Structural gradient tensor and stratigraphic continuity attributes are integrated to delineate cave–pore boundaries. They also reveal the spatial distribution of fracture–cavity units. RGB fusion is applied to identify large fractures. This approach integrates coherence, maximum curvature, and variance attributes. It substantially enhances the clarity and continuity of fracture imaging. In the study area, fracture–cavity units exhibit discontinuous spatial patterns. Connectivity is governed by large-scale faults and dense fracture networks. Ant-tracking and fracture simulation techniques are employed to identify fracture development zones. They are also used to characterize the connecting channels between fracture–cavity units.
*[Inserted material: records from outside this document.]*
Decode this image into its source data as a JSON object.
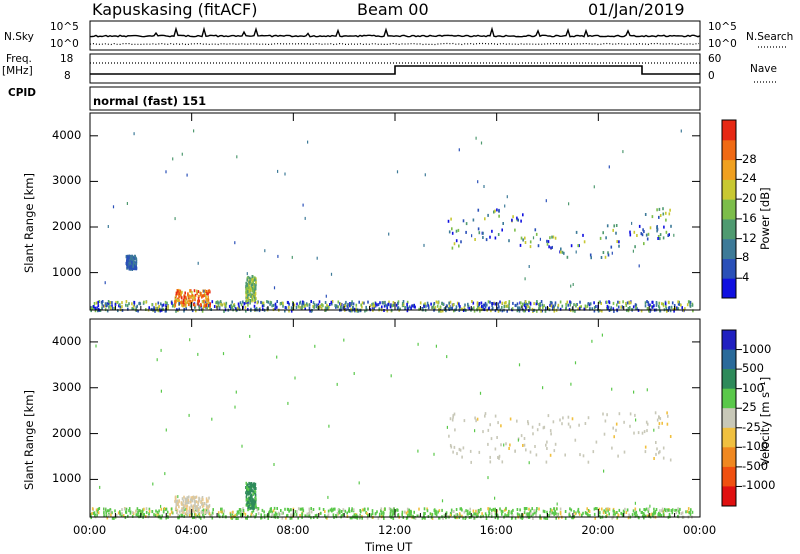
{
  "header": {
    "station": "Kapuskasing (fitACF)",
    "beam": "Beam 00",
    "date": "01/Jan/2019"
  },
  "strip_panels": {
    "nsky_label": "N.Sky",
    "nsky_ticks": [
      "10^5",
      "10^0"
    ],
    "nsearch_label": "N.Search",
    "nsearch_ticks": [
      "10^5",
      "10^0"
    ],
    "freq_label": "Freq.",
    "freq_unit": "[MHz]",
    "freq_ticks": [
      "18",
      "8"
    ],
    "nave_label": "Nave",
    "nave_ticks": [
      "60",
      "0"
    ],
    "cpid_label": "CPID",
    "cpid_value": "normal (fast) 151"
  },
  "chart_data": [
    {
      "type": "heatmap",
      "panel": "power",
      "ylabel": "Slant Range [km]",
      "ylim": [
        180,
        4500
      ],
      "yticks": [
        1000,
        2000,
        3000,
        4000
      ],
      "x_ticks": [
        "00:00",
        "04:00",
        "08:00",
        "12:00",
        "16:00",
        "20:00",
        "00:00"
      ],
      "xlim_hours": [
        0,
        24
      ],
      "colorbar": {
        "label": "Power [dB]",
        "ticks": [
          "4",
          "8",
          "12",
          "16",
          "20",
          "24",
          "28"
        ],
        "range": [
          0,
          30
        ],
        "colors": [
          "#1010e0",
          "#2a50b8",
          "#3d7a98",
          "#4f9a70",
          "#7cbd4a",
          "#c8c832",
          "#f0a020",
          "#f06a14",
          "#e62814"
        ]
      },
      "regions": [
        {
          "t": [
            0.0,
            23.7
          ],
          "r": [
            180,
            400
          ],
          "level": "mixed"
        },
        {
          "t": [
            3.3,
            4.7
          ],
          "r": [
            300,
            650
          ],
          "level": "high"
        },
        {
          "t": [
            6.1,
            6.5
          ],
          "r": [
            400,
            950
          ],
          "level": "medium"
        },
        {
          "t": [
            1.4,
            1.8
          ],
          "r": [
            1100,
            1400
          ],
          "level": "low"
        },
        {
          "t": [
            14.0,
            22.9
          ],
          "r": [
            1400,
            2500
          ],
          "level": "mixed"
        }
      ]
    },
    {
      "type": "heatmap",
      "panel": "velocity",
      "ylabel": "Slant Range [km]",
      "ylim": [
        180,
        4500
      ],
      "yticks": [
        1000,
        2000,
        3000,
        4000
      ],
      "x_ticks": [
        "00:00",
        "04:00",
        "08:00",
        "12:00",
        "16:00",
        "20:00",
        "00:00"
      ],
      "xlabel": "Time UT",
      "colorbar": {
        "label": "Velocity [m s⁻¹]",
        "ticks": [
          "1000",
          "500",
          "100",
          "25",
          "-25",
          "-100",
          "-500",
          "-1000"
        ],
        "colors": [
          "#2020c0",
          "#2a6a9a",
          "#2e8a5a",
          "#5ac84a",
          "#c8c8b8",
          "#f0c040",
          "#f08820",
          "#f05010",
          "#e01010"
        ]
      },
      "regions": [
        {
          "t": [
            0.0,
            23.7
          ],
          "r": [
            180,
            400
          ],
          "level": "ground-scatter-green"
        },
        {
          "t": [
            3.3,
            4.7
          ],
          "r": [
            300,
            650
          ],
          "level": "grey-orange"
        },
        {
          "t": [
            6.1,
            6.5
          ],
          "r": [
            400,
            950
          ],
          "level": "green"
        },
        {
          "t": [
            14.0,
            22.9
          ],
          "r": [
            1400,
            2500
          ],
          "level": "grey"
        }
      ]
    }
  ]
}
Three-dimensional spatial carving technology is employed to visualize fracture–cavity units and associated fractures. This method effectively reveals the internal spatial structure of the reservoir. It also shows the organization of fracture–cavity systems. In the S91–TK725–TH10222XK well group, fracture–cavity units exhibit discontinuous distributions. They are intersected by extensive fracture systems and dense fractures. These fractures form a network that interconnects the fracture–cavity units. This network establishes potential static connectivity channels.
Production dynamic data from the S91–TK725–TH10222XK well group confirm interconnectivity. They also validate effective displacement pathways during production. These dynamic responses corroborate the static characterization of potential connectivity within the fracture–cavity reservoir. The consistency between dynamic and static results further reinforces the reliability of the connectivity analysis.
This study conducts a regional connectivity analysis across the study area. The area is divided into multiple connected well groups. This approach reduces the cost of acquiring production data from individual wells. It also provides a geological basis for optimizing fracturing and injection–production operations. Additionally, it supports prediction of the distribution of remaining oil.